The concentration of gas within building 26 is substantially reduced by ventilating the gas emanating from soil 32 through ventilation system 10 to the atmosphere. Ventilation system 10, including fan 12 and housing 14, can be disposed within building 26 without a significant risk of discharging gas from ventilation system 10 into building 26 by rupture of housing 14, conduit 34, vent 42 or shell 46.

Equivalents

Those skilled in the art will recognize, or will be able to ascertain using no more than routine experimentation, many equivalents to specific embodiments of the invention described specifically herein. Such equivalents are intended to be encompassed in the scope of the following claims.

Claims

1. A system for venting gas from a gas source to the atmosphere, comprising:

a) a housing forming a housing chamber and having a housing inlet and a housing outlet;

b) a gas flow means disposed in the housing chamber for directing the gas to the atmosphere;

c) a vent extending from the housing outlet for providing fluid communication between the housing outlet and the atmosphere, the vent having a vent inlet end coupled to the housing outlet and a vent outlet end communicating with the atmosphere; and

d) a shell disposed about the vent and housing with a space provided between the shell and the vent and the shell and the housing, with a port formed in the shell in fluid communication with the space; and

e) a conduit for providing fluid communication between the gas source and the port.

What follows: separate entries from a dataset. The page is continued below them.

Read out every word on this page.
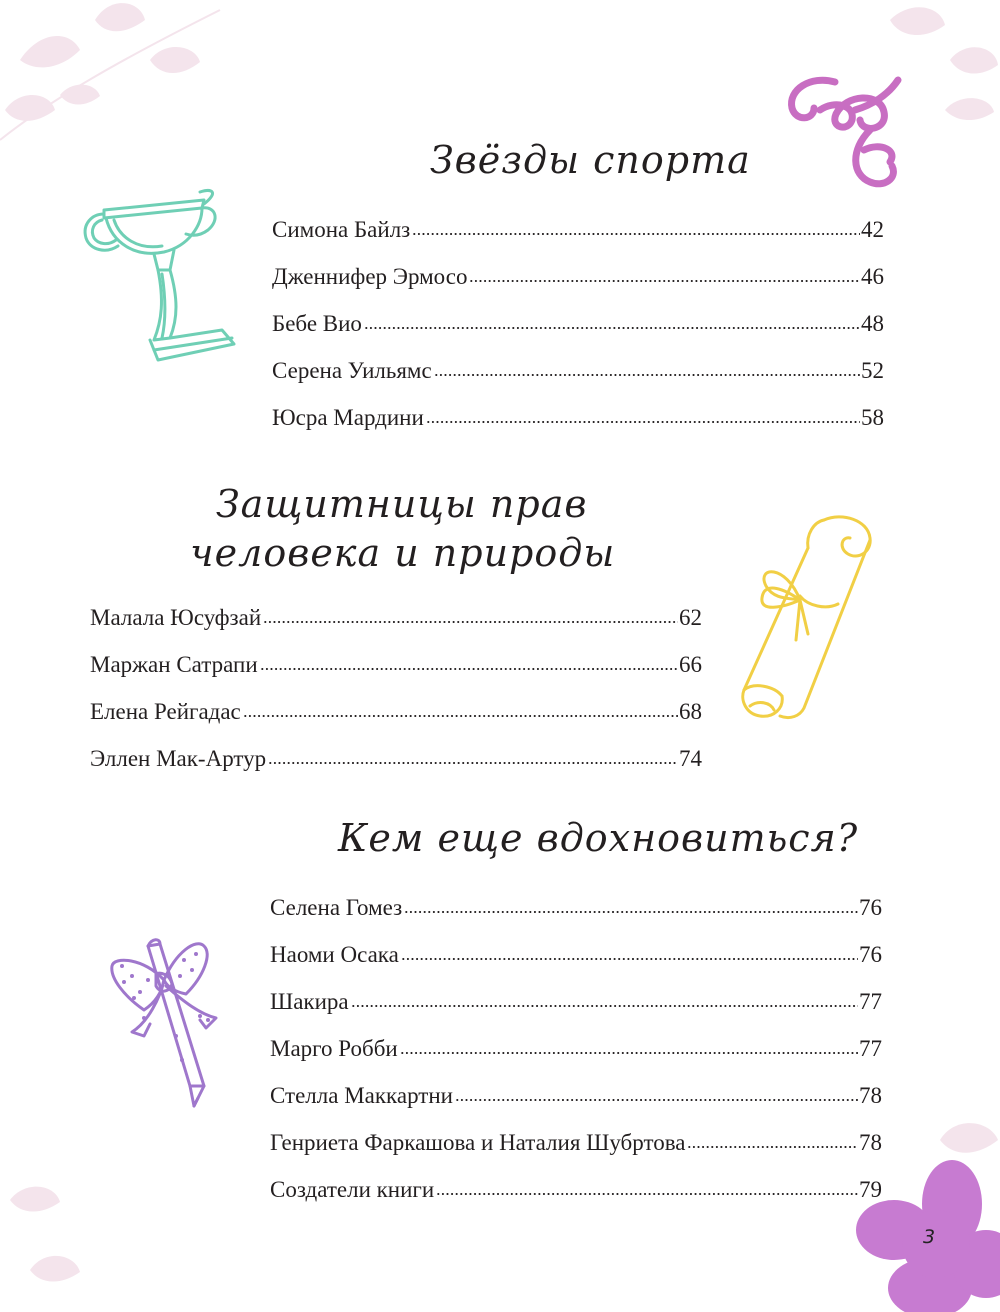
3
Звёзды спорта
Симона Байлз	42
Дженнифер Эрмосо	46
Бебе Вио	48
Серена Уильямс	52
Юсра Мардини	58
Защитницы прав
человека и природы
Малала Юсуфзай	62
Маржан Сатрапи	66
Елена Рейгадас	68
Эллен Мак-Артур	74
Кем еще вдохновиться?
Селена Гомез	76
Наоми Осака	76
Шакира	77
Марго Робби	77
Стелла Маккартни	78
Генриета Фаркашова и Наталия Шубртова	78
Создатели книги	79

2. A system of claim 1 wherein the gas flow means includes a vacuum pump.

3. A system of claim 1 wherein the gas flow means includes a fan.

4. A system of claim 1 wherein the gas includes a volatile organic gas.

5. A system of claim 1 wherein the gas includes radon gas.

6. A system of claim 1 further including lead insulation for shielding gamma rays emanating from the radon-containing gas extracted from the soil.

7. The system of claim 1 wherein the gas source is located beneath a building and the conduit extends within the building between the source and the port.

8. The system of claim 1 wherein the port is located in proximity to the housing inlet.

9. A method for venting a gas from a gas source to the atmosphere, comprising the steps of:

a) placing the gas source in fluid communication with a port formed in a shell surrounding a housing and a vent with a space provided between the housing and shell and vent and shell, said housing forming an inner chamber in which a gas flow means is disposed, said housing having an inlet and outlet;

b) venting the gas through the housing outlet and through the vent which extends from the housing outlet, and is in fluid communication with the atmosphere; and

c) reducing the pressure below atmospheric in the space between the shell and housing and shell and vent by an amount sufficient to cause gas entering the space to be directed into the housing inlet and through the inner chamber of the housing and the vent for discharge to the atmosphere.

10. The method of claim 9 wherein the port is located in proximity to the housing inlet.